REPUBLIKA.CO.ID, JAKARTA -- Bank Indonesia menegaskan, arah kebijakan moneter pada sisa tahun akan tetap hawkish atau cenderung menaikkan suku bunga acuan 7-Day Reverse Repo Rate. Ini untuk membuat imbal hasil instrumen keuangan domestik tetap atraktif.
"Fokus kami tetap bahwa instrumen moneter digunakan untuk menjaga stabilitas nilai tukar rupiah dan ekonomi," kata Gubernur Bank Indonesia Perry Warjiyo dalam jumpa pers Rapat Dewan Gubernur periode Juli 2018 di Jakarta, Kamis (19/7).
Dewan Gubernur Bank Sentral pada rapat Juli 2018 menahan suku bunga acuan di 5,25 persen setelah menaikkan 100 basis poin yang dilakukan dalam dua bulan terakhir.
Perry menegaskan, arah kebijakan moneter akan tetap hawkish namun pelonggaran dilakukan melalui kebijakan makroprudensial.
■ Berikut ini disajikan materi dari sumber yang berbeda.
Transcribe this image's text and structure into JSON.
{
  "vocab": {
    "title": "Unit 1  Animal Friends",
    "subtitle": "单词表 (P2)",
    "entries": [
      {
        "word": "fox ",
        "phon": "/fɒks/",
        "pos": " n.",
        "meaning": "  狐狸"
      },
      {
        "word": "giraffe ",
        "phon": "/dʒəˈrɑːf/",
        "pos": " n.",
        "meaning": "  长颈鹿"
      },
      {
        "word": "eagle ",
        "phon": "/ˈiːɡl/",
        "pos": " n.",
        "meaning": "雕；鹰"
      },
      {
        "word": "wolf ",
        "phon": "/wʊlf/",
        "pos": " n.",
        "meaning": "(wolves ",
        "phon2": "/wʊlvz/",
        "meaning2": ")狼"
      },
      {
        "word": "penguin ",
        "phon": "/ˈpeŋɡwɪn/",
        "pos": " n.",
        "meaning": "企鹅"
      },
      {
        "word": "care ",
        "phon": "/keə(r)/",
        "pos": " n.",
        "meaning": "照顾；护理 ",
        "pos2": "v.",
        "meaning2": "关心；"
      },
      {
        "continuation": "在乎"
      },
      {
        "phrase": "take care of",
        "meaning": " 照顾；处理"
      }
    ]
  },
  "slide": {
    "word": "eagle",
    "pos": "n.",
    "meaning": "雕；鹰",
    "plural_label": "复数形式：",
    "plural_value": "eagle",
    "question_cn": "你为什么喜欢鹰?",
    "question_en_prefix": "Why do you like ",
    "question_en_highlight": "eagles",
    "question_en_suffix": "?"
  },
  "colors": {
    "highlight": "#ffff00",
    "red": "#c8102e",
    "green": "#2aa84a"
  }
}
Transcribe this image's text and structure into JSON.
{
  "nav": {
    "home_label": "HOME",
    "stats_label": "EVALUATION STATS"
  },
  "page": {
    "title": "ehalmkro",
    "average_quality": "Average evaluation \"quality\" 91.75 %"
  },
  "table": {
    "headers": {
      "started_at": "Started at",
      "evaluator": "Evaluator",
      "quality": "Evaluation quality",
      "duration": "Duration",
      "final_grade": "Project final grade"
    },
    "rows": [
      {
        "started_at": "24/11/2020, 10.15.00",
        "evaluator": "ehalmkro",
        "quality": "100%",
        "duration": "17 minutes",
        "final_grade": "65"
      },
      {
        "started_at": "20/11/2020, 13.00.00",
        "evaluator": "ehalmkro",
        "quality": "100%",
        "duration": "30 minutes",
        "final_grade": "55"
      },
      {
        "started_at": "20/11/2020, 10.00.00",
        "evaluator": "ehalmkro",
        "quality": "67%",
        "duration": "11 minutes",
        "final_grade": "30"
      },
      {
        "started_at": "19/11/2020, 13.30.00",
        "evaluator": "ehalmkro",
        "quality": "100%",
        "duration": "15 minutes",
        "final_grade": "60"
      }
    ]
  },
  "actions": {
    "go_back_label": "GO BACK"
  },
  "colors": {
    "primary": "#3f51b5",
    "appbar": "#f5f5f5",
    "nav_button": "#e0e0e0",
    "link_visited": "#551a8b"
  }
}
Di tengah tekanan kuat terhadap rupiah saat ini, Perry menyebutkan besaran bunga acuan saat ini sudah cukup untuk membuat imbal hasil instrumen keuangan di pasar domestik menarik dan membawa investor asing kembali ke Tanah Air.
Selisih atau spread antara obligasi pemerintah AS, imbal hasil instrumen keuangan negara dengan kapasitas ekonomi setara (peers) dengan Indonesia, kata Perry, masih dalam rentang wajar.
Baca juga, Rupiah Tertekan, Suku Bunga Acuan Naik Hingga 50 Bps.
Bank Sentral masih memperkirakan imbal hasil obligasi pemerintah AS tenor 10 tahun akan meningkat hingga 3,4 persen di akhir tahun karena perkiraan perbaikan data ekonomi negara Paman Sam. "Setelah kenaikan 100 basis poin, kami pandang suku bunga kebijakan kita cukup kompetitif untuk memberi ruang masuknya aliran modal asing," ujar dia.
Tekanan ekonomi global saat ini terhadap Indonesia, kata Perry, paling banyak bersumber dari perkembangan perang dagang Cina dan AS. Sejak Januari 2018 hingga 18 Juli 2018, rupiah sudah melemah 5,8 persen (year to date/ytd)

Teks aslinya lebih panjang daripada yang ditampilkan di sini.